Голос у нее, однако, был не очень уверенный.
— Ты просто не можешь не любить живопись, Селия, ты ведь так любишь музыку.
— Музыка — другое дело. Музыка — сама по себе. Она никого не копирует. Берешь инструмент — скрипку, или рояль, или виолончель — и создаешь звуки, прелестные звуки, которые сплетаются в одно целое. И нет нужды делать так, чтобы она была на что-нибудь похожа. Она — сама по себе.
— Ну, а я, — отозвалась Сибила, — думаю, что музыка — это всего-навсего жуткий шум. И очень часто, когда я попадаю не в ту ноту, звучит это куда лучше, чем если б я сыграла правильно.
Селия в отчаянии уставилась на подругу.
— Ты просто ничегошеньки не слышишь.
— А судя по тому, как ты рисуешь сегодня эти фиалки, все решат, что ты ничегошеньки не видишь.
Селия так и замерла и тем самым перегородила дорогу маленькой горничной, которая шла с ними и теперь сердито зашикала.
— Ты знаешь, Сибила, — сказала Селия, — мне кажется, ты права. Я не думаю, что я вижу вещи, я их просто не вижу. Потому я и пишу диктанты с такими ошибками. И потому не знаю, как на самом деле все выглядит.
— Ты всегда шагаешь напрямик — лужами и так лужи, — сказала Сибила.
Селия задумалась.
— Это все, наверное, не имеет значения… право же… кроме правописания. Важно, какое чувство вызывает в тебе вещь, а не просто то, какой она формы и как сделана.
— Не понимаю!
— Возьмем, например, розу. — И Селия кивнула в сторону торговки цветами, мимо которой они проходили. — Ну, какое имеет значение, сколько у нее лепестков и какой они формы, — просто… в общем, значение имеет то, каков цветок в целом — бархатистость его и аромат.
— Но ведь нельзя нарисовать розу, не зная, как она выглядит.
— Сибила, ты большая глупышка, разве я не сказала тебе, что не хочу рисовать? Розы на бумаге мне не нравятся. Я люблю их живыми.
Она остановилась у цветочницы и за несколько су купила букетик поникших темно-красных роз.
— Понюхай, — сказала она, ткнув их прямо под нос Сибиле, — разве не вызывает это в тебе поистине божественной боли?

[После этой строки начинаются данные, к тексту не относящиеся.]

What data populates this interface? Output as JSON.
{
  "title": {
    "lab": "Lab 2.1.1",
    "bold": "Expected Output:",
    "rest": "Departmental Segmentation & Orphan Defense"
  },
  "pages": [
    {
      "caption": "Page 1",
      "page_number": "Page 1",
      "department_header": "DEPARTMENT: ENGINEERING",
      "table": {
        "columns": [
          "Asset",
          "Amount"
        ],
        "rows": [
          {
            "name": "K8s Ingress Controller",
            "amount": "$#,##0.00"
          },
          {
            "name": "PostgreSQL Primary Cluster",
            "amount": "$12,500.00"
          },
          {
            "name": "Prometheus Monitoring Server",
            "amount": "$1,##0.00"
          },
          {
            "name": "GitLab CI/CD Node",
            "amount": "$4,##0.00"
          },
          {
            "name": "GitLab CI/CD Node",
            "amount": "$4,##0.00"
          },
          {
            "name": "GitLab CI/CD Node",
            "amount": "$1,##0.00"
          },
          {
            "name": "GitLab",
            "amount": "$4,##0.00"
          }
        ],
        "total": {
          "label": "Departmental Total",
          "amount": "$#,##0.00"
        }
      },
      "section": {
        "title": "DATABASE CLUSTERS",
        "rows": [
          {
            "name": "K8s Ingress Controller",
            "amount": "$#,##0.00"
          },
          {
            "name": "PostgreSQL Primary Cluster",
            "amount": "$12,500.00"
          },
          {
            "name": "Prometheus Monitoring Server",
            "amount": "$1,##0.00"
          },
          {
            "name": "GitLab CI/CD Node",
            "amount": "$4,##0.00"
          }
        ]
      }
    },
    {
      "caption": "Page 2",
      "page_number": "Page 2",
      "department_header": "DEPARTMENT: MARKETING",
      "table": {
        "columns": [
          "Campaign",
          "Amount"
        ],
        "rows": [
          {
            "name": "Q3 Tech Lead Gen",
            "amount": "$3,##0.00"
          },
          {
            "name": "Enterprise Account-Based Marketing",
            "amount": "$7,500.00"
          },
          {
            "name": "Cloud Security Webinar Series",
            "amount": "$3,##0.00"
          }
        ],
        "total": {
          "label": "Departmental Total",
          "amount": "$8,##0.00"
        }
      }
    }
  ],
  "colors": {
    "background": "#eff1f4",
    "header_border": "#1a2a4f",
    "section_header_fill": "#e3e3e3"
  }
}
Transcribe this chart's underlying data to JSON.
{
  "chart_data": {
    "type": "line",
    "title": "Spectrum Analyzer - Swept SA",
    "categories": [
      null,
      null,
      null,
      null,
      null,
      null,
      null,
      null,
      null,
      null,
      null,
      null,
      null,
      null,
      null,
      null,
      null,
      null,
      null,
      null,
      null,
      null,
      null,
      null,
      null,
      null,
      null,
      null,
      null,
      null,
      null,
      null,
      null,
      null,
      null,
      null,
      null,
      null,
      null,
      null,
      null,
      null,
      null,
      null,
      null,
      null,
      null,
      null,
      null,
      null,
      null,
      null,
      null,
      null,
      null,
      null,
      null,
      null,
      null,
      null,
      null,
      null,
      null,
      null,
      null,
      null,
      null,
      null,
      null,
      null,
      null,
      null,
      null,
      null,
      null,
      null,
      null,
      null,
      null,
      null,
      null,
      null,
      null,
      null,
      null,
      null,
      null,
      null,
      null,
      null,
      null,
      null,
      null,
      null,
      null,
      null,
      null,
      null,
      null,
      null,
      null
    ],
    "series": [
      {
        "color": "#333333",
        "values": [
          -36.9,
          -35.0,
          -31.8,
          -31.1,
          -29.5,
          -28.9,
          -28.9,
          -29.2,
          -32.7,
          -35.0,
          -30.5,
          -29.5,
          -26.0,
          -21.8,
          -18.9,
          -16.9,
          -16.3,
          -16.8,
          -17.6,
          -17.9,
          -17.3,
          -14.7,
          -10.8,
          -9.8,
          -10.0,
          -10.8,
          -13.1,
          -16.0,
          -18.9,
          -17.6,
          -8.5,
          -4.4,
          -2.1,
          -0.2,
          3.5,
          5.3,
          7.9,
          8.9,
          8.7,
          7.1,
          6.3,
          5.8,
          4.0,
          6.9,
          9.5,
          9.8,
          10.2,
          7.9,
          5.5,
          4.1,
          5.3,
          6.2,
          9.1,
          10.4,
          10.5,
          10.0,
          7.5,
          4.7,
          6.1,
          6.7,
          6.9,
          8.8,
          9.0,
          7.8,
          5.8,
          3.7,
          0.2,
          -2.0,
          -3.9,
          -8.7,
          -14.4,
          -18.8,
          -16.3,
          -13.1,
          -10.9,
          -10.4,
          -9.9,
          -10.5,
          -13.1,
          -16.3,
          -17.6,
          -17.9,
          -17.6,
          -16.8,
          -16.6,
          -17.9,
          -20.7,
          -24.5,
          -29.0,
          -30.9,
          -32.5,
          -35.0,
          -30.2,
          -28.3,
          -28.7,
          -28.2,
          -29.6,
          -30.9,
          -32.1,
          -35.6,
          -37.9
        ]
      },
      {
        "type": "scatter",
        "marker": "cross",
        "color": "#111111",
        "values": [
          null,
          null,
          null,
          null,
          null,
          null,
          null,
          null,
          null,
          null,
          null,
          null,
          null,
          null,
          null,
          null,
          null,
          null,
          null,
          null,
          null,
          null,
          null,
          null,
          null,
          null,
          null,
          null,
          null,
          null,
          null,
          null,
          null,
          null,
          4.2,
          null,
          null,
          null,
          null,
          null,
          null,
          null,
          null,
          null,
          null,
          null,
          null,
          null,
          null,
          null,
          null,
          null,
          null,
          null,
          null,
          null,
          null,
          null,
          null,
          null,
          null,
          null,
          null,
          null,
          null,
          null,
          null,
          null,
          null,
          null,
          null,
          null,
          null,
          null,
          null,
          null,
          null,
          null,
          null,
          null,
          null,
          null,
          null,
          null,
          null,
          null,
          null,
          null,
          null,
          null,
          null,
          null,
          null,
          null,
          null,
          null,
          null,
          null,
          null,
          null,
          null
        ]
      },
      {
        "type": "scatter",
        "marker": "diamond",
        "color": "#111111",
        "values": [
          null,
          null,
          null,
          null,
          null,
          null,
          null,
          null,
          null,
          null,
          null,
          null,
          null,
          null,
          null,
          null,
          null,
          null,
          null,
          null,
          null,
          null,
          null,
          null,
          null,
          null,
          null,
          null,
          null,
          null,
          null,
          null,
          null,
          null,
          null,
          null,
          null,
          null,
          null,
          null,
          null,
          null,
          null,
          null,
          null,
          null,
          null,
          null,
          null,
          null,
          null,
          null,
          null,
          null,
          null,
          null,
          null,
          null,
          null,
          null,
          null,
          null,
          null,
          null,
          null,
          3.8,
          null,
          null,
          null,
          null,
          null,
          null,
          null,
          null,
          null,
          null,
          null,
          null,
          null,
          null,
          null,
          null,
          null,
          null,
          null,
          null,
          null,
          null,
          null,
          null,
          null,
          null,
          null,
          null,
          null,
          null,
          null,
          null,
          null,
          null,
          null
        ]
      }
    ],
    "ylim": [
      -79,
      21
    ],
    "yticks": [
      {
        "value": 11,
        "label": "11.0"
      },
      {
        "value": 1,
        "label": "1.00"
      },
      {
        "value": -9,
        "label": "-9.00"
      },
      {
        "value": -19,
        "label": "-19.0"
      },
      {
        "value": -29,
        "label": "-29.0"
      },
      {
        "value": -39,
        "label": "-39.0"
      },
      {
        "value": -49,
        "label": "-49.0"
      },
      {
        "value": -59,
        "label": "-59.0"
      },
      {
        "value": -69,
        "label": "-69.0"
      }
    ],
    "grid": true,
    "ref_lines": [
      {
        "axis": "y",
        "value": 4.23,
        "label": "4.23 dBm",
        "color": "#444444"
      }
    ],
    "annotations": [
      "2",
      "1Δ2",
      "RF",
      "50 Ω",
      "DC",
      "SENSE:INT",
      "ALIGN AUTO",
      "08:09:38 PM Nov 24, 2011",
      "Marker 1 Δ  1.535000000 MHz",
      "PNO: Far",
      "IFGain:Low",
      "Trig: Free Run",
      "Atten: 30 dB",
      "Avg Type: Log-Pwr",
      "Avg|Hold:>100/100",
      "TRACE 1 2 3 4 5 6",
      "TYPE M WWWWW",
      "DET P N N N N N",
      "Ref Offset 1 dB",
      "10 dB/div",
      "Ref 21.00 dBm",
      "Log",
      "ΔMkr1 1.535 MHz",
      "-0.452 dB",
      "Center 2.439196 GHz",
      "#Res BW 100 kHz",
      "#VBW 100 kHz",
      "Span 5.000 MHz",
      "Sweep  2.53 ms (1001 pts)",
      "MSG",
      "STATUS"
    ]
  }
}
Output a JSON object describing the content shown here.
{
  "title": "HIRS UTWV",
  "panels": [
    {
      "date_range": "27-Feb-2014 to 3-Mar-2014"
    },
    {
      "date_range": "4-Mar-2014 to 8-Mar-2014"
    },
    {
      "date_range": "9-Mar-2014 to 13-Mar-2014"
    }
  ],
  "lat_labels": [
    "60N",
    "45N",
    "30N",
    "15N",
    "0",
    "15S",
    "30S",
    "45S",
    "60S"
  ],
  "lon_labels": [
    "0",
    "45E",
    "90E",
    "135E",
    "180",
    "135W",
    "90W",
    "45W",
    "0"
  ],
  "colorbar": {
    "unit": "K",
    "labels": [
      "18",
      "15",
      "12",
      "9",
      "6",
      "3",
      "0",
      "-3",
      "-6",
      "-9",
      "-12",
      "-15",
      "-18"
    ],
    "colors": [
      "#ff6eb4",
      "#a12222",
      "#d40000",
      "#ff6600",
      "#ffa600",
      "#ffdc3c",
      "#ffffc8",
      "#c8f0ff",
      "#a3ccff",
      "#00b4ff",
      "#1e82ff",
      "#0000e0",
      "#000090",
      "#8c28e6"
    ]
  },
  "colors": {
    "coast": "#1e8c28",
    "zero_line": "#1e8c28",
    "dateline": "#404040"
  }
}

— Ты опять объелась яблоками.
— Нет, не объелась. Сибила, ну не будь таким сухарем. Разве это не божественный аромат?
— Божественный. Только у меня от этого никакой нет боли. И непонятно; зачем нужно, чтобы что-то болело.
— Мы с мамой пытались как-то заниматься ботаникой, — сказала Селия, — но пришлось выбросить учебник — так я его ненавидела. Заучивать все сорта цветов, да еще распределять их по категориям… и всё эти пестики и тычинки — брррр, ужас, словно наголо раздеваешь этих бедняжек. По-моему, это отвратительно. Это… это неделикатно.
— Знаешь, Селия, если ты уйдешь в монастырь, монашки заставят тебя принимать ванну в сорочке. Мне кузина рассказывала.
— Правда? Это почему?
— Они считают неприличным смотреть на собственное тело.
— О!.. — Селия с минуту раздумывала. — А как же они мылятся? Не очень-то будешь чистым, если намыливаешься через рубашку.